Bankaların pazar payı ve artan rekabetten geri kalma kaygısıyla hareket ettiğini ancak herkesin de şikayetçi olduğunu kaydeden Bİlgin, "İşte birisinin tribünün önüne geçip, (hepiniz birden yerinize oturun) demesi gerekiyor. Bu serbest piyasa sistemine aykırı mıdır? Bence aykırı değildir. Biz sadece topluca yapılması gereken bir hareketin yönlendirilmesini yapmak istiyoruz. Amacımız da bu kadar basittir" diye konuştu.

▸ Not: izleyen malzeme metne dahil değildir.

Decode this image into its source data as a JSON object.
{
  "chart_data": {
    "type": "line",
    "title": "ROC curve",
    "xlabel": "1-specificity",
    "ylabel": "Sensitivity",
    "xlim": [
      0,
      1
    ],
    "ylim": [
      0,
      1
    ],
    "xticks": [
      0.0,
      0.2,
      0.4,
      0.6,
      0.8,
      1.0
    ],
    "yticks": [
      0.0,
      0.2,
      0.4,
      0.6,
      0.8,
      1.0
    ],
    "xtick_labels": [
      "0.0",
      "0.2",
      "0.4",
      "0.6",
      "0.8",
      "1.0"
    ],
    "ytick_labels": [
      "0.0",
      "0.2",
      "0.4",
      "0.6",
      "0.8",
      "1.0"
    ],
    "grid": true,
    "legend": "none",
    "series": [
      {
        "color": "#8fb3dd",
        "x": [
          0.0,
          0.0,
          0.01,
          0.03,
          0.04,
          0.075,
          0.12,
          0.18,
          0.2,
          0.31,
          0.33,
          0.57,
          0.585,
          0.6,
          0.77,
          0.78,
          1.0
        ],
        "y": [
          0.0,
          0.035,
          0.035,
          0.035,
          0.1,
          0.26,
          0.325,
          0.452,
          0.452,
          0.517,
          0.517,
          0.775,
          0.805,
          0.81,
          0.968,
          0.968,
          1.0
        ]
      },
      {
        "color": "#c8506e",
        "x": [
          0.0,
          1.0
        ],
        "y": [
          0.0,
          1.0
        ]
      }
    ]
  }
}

Bilgin, bankacılık sisteminin güçlü yanlarının "teknolojik yeterlilik, insan kalitesinin iyi bir noktada olması, rekabet kültürüne sahip olunması, kriz yönetim tecrübesi ve sınırlı mevduat güvencesi" olduğunu söyledi. Bilin, bankacılık sisteminin zayıf yanlarını ise "finansal krizlerden dolayı güven kaybı, yüksek aracılık maliyetleri, kredi kanallarının etkin işlememesi, reel sektörün bilanço yapısı ve kayıtdışılık ile vade uyumsuzluğu" olarak sıraladı.

Geçen yıl Temmuz ayında mevduat güvencesinin 50 milyar lirayla sınırlandırılmasına da değinen BDDK Başkanı, bu yapılırken kafalarda "Acaba mevduat kayması olur mu?" şeklinde soruların da oluştuğunu anımsattı. Bilgin, mevduatta bir miktar parçalanma olduğunu, ancak özel bankalardan kamu bankalarına bir kayma olmadığını kaydetti.

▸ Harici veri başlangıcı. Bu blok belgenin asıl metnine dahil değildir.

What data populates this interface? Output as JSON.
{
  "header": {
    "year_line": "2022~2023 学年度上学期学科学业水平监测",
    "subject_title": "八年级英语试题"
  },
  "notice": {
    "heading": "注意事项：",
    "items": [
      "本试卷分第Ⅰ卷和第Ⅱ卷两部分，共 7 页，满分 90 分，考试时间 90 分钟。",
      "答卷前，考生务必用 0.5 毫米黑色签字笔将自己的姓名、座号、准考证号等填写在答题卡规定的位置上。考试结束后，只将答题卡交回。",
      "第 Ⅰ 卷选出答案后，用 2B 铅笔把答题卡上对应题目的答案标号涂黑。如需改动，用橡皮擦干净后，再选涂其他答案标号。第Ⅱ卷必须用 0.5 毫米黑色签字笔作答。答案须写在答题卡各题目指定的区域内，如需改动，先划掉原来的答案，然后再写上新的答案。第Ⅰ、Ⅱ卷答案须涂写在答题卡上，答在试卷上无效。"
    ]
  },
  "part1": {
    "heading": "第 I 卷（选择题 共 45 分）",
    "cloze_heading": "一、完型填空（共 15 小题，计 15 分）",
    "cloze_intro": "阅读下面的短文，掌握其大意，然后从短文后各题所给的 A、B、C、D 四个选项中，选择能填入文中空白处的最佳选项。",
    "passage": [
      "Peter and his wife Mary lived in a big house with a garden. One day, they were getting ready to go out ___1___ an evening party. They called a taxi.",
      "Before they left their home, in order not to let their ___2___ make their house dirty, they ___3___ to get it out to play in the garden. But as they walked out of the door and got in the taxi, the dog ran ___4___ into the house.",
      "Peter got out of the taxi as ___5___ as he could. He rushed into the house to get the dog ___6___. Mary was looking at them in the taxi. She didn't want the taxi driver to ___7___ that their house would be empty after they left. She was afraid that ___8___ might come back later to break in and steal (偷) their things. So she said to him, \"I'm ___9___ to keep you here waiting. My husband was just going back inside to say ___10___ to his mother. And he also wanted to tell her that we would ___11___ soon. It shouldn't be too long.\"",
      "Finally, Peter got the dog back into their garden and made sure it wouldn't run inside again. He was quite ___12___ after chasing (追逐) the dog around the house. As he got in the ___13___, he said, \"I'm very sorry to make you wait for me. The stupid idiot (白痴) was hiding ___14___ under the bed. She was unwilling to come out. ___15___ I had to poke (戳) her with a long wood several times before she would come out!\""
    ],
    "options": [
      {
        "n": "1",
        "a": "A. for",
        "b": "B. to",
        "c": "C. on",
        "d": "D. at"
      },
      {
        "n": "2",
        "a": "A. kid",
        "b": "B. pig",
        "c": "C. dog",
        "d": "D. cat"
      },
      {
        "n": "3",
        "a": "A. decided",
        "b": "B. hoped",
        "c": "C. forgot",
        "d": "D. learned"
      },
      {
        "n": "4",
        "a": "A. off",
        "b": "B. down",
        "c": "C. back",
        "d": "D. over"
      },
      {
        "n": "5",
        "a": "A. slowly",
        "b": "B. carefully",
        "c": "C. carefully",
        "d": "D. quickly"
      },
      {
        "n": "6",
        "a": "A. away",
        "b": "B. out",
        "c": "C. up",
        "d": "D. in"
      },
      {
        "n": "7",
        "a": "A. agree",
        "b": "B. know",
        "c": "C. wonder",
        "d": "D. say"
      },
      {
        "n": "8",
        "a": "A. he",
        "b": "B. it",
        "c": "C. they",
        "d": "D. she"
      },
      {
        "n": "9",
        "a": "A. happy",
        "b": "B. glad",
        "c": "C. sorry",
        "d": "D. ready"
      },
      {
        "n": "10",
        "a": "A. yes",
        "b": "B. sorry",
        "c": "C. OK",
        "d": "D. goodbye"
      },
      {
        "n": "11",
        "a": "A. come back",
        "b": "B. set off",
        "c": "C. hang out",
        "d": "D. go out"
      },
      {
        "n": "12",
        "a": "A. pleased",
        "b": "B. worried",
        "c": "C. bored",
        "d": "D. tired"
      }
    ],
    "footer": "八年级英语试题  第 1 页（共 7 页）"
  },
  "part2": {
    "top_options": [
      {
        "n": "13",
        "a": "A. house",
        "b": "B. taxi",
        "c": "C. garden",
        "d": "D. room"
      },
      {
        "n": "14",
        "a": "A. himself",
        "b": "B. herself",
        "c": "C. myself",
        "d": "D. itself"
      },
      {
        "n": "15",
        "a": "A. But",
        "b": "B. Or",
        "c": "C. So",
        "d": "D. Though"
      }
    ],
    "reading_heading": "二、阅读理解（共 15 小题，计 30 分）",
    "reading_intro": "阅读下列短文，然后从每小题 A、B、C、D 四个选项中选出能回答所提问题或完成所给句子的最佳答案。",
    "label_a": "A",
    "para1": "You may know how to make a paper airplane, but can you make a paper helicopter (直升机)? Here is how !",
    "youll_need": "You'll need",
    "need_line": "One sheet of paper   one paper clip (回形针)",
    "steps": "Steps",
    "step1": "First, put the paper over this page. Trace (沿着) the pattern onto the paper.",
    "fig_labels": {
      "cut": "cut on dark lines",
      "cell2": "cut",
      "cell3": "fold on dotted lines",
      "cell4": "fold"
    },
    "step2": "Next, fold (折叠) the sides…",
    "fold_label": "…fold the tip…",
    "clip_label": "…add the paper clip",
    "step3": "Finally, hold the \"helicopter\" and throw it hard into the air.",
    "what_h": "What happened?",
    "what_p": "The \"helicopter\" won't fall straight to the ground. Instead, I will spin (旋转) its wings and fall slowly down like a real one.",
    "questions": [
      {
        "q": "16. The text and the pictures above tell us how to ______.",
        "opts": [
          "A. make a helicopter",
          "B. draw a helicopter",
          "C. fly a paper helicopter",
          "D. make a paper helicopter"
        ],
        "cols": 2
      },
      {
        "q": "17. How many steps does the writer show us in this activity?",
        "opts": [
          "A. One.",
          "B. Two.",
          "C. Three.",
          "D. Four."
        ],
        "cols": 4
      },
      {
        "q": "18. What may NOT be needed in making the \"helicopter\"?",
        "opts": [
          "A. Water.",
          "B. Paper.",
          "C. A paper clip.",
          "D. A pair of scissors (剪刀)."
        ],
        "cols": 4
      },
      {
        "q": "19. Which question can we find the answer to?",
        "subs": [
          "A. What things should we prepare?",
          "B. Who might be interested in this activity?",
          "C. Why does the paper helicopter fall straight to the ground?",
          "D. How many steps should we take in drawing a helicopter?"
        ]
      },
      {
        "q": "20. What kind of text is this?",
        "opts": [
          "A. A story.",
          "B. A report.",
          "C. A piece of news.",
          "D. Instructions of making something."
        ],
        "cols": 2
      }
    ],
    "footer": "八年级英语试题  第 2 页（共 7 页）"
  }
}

Bilgin, yabancı bankaların Türkiye'ye girişinin "birleşme şeklinde mi yoksa yeni banka kurmak şeklinde mi" olacağı yönündeki soruyu yanıtlarken, bir kısım bankaların gelecek dönemde kendilerine çok dikkat etmek zorunda olduğuna, şu anda bir sorun bulunmadığınaı, ancak rekabetin çok üst seviyede olacağına işaret etti. Bilgin, şöyle devam etti:

"Bu anlamda bilançosuna bakıp (Ben bu işi götüremeyeceğim) düşüncesinde olan bankacılarımız, patronlar varsa lütfen yol haritalarını biz müdahale etmeden çizsinler. Şunu söylemeye çalışıyorum. (Bankalarımız daha da değerlenecek, şu fiyata aldım şu fiyata satarım) gibi düşünceler daha menfi sonuçlar doğurabilir, bunu söylemek istiyorum... Bir nokta var, yeni gelecek firmalar Bankalar Kanunu'ndaki o mali güç ve itibara sahip olmalı."